Muitos me perguntaram se o Brasil, após tantos anos de processo democrático, poderia se transformar em uma republiqueta das bananas. Fui firme em dizer que não. Por paradoxal que seja, o Brasil de hoje é mais sólido em termos de instituições do que a Itália pré-Mussolini e a Alemanha pré-nazismo.
Temos instituições sólidas, ainda que em permanente tensão, que decorre da transição de um “hiperpresidencialismo” para um sistema compartilhado de poder. Além do fato de que existe uma poderosa judicialização da política, que abala a relação entre os poderes.
Apesar das tensões, a vocação para a ruptura institucional é limitada a grupelhos radicais de força política menos relevante. Tais movimentos anti-institucionais decorrem tanto do desencanto com soluções políticas quanto da adesão a soluções autoritárias.
Porém não se provoca rupturas sem a sociedade e as Forças Armadas. Em 1964, o movimento cívico-militar teve o apoio maciço da sociedade, da imprensa, do empresariado e um arcabouço ideológico vinha sendo nutrido fazia anos. Não é o caso de hoje. Nossa sociedade tem vocação democrática e deseja que as conquistas da redemocratização sejam preservadas e aperfeiçoadas. As Forças Armadas não querem o ônus de uma interferência política indesejável para a grande maioria.
“A crise de hoje está alavancada por narrativas inconsequentes e pela magnitude da pandemia”
Por mais que estejamos vivendo momentos de tensão institucional e a corda da política esteja esticada, uma ruptura, na forma de adiamento de eleições ou um golpe militar, é altamente improvável. A simples menção de sua possibilidade causa horror em um mundo que é crescentemente adepto da transparência e da boa governança.
No entanto, existem insatisfações evidentes com questões essenciais relacionadas à desigualdade, com a qualidade dos serviços públicos e mesmo com o sistema político. Tais aspectos não devem ser desconsiderados pelas elites governantes. E a melhor forma de evitar que a corda esticada se rompa é que respostas concretas e estabilizadoras do ambiente político sejam dadas por todos.

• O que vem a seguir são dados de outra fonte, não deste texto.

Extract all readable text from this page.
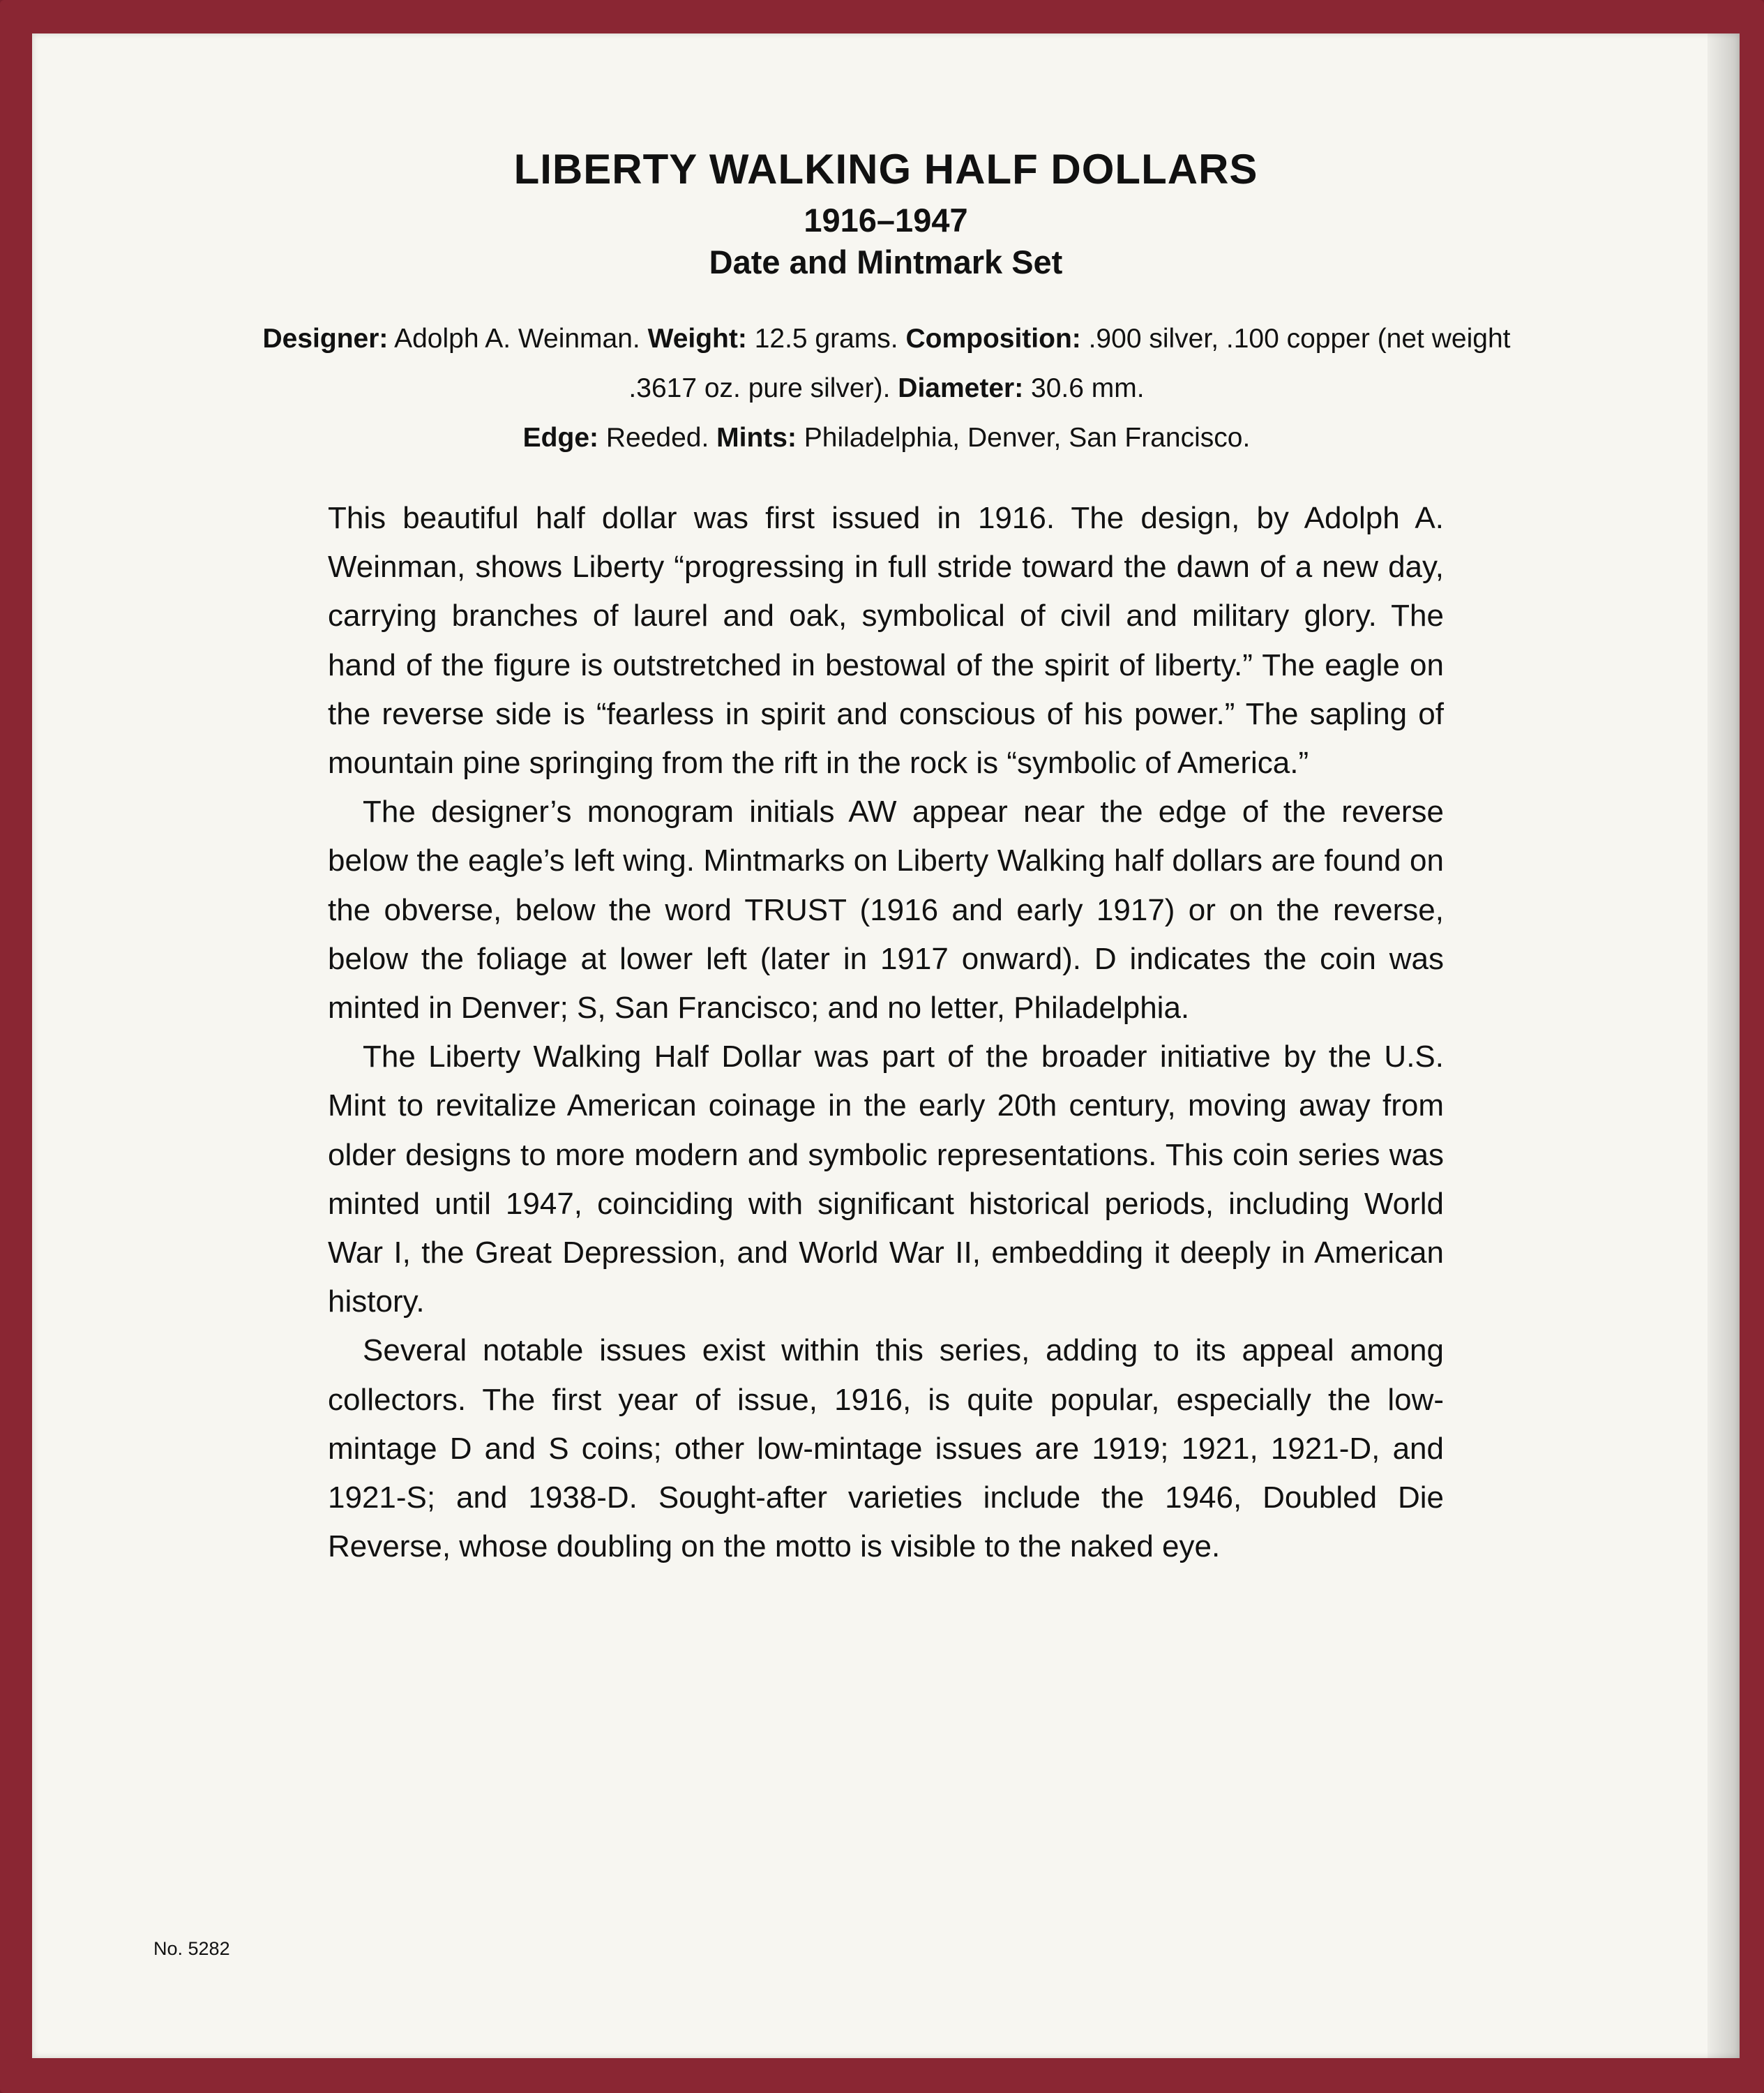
LIBERTY WALKING HALF DOLLARS
1916–1947
Date and Mintmark Set
Designer: Adolph A. Weinman. Weight: 12.5 grams. Composition: .900 silver, .100 copper (net weight .3617 oz. pure silver). Diameter: 30.6 mm.
Edge: Reeded. Mints: Philadelphia, Denver, San Francisco.

This beautiful half dollar was first issued in 1916. The design, by Adolph A. Weinman, shows Liberty “progressing in full stride toward the dawn of a new day, carrying branches of laurel and oak, symbolical of civil and military glory. The hand of the figure is outstretched in bestowal of the spirit of liberty.” The eagle on the reverse side is “fearless in spirit and conscious of his power.” The sapling of mountain pine springing from the rift in the rock is “symbolic of America.”

The designer’s monogram initials AW appear near the edge of the reverse below the eagle’s left wing. Mintmarks on Liberty Walking half dollars are found on the obverse, below the word TRUST (1916 and early 1917) or on the reverse, below the foliage at lower left (later in 1917 onward). D indicates the coin was minted in Denver; S, San Francisco; and no letter, Philadelphia.

The Liberty Walking Half Dollar was part of the broader initiative by the U.S. Mint to revitalize American coinage in the early 20th century, moving away from older designs to more modern and symbolic representations. This coin series was minted until 1947, coinciding with significant historical periods, including World War I, the Great Depression, and World War II, embedding it deeply in American history.

Several notable issues exist within this series, adding to its appeal among collectors. The first year of issue, 1916, is quite popular, especially the low-mintage D and S coins; other low-mintage issues are 1919; 1921, 1921-D, and 1921-S; and 1938-D. Sought-after varieties include the 1946, Doubled Die Reverse, whose doubling on the motto is visible to the naked eye.

No. 5282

Antes de o presidente Jair Bolsonaro ser internado, os presidentes dos três poderes iam se reunir, em um gesto que poderia significar um pacto de proteção de nossa democracia em construção. Seria uma atitude fundamental e em consonância com o que deseja a maior parte de nossa cidadania.
Ainda que a possibilidade de nos transformarmos em uma Venezuela seja remota, não custa repetir que o preço da liberdade é a eterna vigilância. Todos devem estar vigilantes para que nossas conquistas democráticas sejam preservadas e aperfeiçoadas. A crise de hoje está alavancada por narrativas inconsequentes e pela magnitude da pandemia. Mas jamais deve ser supervalorizada sem considerar as forças democráticas que há na sociedade e em nossas instituições.
É evidente que nossa democracia em construção, cheia de contradições resultantes da corrupção, do gigantismo de um Estado ineficiente, do corporativismo e do desequilíbrio entre as instituições, deve buscar aperfeiçoamentos. Mas sempre sob o abrigo da Constituição. O recomendável é o exame desapaixonado da realidade, visando a identificar a real extensão das ameaças e as oportunidades que se apresentam.